DeepSeek changes the narrative in the middle of the gold rush
The AI arms race, spurred by euphoric markets, has been based on the experience of the Magnificent Seven: in technology, scale always wins, and the winner of the race takes all the prizes
Financial markets are the largest and most complex incentive system ever devised by humankind. Sometimes brutally efficient, sometimes brutally dysfunctional, and almost always a bit of both. Ever since OpenAI launched the first version of ChatGPT on November 30, 2022, and the whole world watched as a machine appeared to think (though it’s more like searching and drafting), the financial music has been played in one key: artificial intelligence, the next promised land of finance, the technology that will (supposedly) change the world. Like the steam engine, the internet or computing. Who would want to stay on the sidelines?
The magic of the markets caught fire: investors have been willing to pay anything not to be left out of the party, so the big techs and their deep pockets went on a feverish arms race: they need to train (and show the market, of course) better language models, and for that they need more data, and much more processing and storage capacity. AI was a question of scale and, in this view, the best position goes to the one who invests the most. It is all a matter of scale and brute force; performance would come later and, based on recent experience, the winner takes it, as happened with search engines (Google), operating systems (Microsoft), social networks (Meta), online commerce (Amazon) or high-end technological devices (Apple) or, momentarily, high-end electric vehicles (Tesla). The Magnificent Seven are seven magnificent monopolies or quasi-monopolies.

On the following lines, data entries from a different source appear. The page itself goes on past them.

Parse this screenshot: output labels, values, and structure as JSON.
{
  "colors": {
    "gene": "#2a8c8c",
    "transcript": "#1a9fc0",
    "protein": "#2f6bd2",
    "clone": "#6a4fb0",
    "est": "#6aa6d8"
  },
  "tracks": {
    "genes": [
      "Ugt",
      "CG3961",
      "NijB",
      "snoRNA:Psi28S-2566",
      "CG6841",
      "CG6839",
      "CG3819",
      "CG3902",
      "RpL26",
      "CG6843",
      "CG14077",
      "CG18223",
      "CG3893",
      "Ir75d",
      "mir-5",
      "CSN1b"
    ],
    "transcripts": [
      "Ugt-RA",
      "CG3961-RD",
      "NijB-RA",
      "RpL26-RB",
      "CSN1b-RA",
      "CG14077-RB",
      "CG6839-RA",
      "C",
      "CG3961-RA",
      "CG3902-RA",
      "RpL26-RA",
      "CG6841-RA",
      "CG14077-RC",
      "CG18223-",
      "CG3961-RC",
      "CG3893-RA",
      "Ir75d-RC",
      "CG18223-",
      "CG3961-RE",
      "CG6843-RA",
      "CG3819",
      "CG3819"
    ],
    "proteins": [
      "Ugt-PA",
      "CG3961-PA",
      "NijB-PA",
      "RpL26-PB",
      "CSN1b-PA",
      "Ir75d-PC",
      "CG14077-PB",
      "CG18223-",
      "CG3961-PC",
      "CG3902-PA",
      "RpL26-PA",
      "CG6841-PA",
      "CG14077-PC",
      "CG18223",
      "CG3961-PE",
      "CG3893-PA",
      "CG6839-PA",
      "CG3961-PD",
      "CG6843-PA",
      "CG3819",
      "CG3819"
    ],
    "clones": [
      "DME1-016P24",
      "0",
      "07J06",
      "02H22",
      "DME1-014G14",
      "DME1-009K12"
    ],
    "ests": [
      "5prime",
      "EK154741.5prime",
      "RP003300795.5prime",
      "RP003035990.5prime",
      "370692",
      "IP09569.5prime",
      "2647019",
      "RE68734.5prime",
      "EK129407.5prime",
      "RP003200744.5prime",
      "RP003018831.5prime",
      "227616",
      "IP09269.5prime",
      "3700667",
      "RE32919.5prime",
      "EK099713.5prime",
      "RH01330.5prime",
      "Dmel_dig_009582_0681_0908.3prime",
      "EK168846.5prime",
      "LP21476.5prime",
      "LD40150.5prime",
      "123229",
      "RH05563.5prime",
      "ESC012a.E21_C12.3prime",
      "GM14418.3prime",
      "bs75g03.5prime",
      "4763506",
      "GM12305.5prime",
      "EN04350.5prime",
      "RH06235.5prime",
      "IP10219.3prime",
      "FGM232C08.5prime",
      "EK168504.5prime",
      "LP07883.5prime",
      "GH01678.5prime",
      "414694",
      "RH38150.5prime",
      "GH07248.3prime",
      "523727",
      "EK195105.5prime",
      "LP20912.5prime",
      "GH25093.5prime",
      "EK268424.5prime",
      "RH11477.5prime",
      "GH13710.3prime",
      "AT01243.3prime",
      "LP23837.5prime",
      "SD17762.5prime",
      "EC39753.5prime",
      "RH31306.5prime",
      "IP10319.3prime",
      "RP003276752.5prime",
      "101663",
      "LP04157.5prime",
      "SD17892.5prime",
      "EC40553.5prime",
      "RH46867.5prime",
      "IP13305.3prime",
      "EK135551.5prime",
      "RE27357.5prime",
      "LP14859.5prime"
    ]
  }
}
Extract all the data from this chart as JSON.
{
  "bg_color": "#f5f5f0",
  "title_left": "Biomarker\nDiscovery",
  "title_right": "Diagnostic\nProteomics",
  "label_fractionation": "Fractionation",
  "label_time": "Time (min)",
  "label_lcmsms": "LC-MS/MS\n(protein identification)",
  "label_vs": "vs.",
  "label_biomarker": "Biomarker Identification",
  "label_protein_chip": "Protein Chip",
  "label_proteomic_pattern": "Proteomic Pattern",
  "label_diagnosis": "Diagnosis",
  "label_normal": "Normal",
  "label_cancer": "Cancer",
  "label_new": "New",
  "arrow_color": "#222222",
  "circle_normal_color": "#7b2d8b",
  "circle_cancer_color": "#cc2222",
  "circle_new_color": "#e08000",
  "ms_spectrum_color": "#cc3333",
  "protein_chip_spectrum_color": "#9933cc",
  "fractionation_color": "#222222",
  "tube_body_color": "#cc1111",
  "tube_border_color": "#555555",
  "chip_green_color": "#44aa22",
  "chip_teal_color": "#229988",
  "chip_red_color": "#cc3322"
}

The first winner of this euphoria has been Nvidia, the technological version of the pick-and-shovel sellers in the gold rush. It went from earning $16 billion in 2021 to expecting revenues of $200 billion in 2026 thanks to the chips (based on graphics processors) with which Google, Meta, Amazon and company were seeking the marginal advantage of their training models. And with a profit margin typical of a monopoly, around 50%. There were already some voices warning of the diminishing returns of the best-known language models. But the market wheel is unstoppable. Last week Meta boasted about its $65 billion investment in AI.
DeepSeek’s model has supposedly been developed with less than $6 billion (a figure that is not verified). Its model is open source and accessible to the public. And it explains its reasoning. It is an amendment to the narrative embraced by Silicon Valley and Wall Street. And in the markets, numbers count, but sometimes the narrative counts even more. Today it is questionable whether such large investments in equipment are necessary. And the profitability of these investments is in question (given that results can be obtained more cheaply). And it is questionable whether the market is willing to pay dizzying sums for a competitive advantage that may not be so unique after all.
Nvidia’s vertical and backward-feeding rise, its rise to three trillion and change in stock market value, has been a breeding ground for a whole financial ecosystem around this seemingly easy money: stock options (including those with overnight expiration, rather like a sports bet), leveraged exchange-traded funds (also bearish funds), massive entry of hedge funds and, to add a touch of folklore, parties at results presentations. The echo of past bubbles is evident, even though AI (like the internet, like so many other technologies) is here to stay. It is simply that it is no longer easy to play this card in the markets, and they will take it into account when defining the premium they pay for shares. That is the first and clearest implication. There are other possible ones, such as the impact of losses in a financial world, the potential impact of the fact that the US is no longer the exclusive leader in the world of AI, or whether less expensive models can really democratize this technology. But those are even harder to gauge.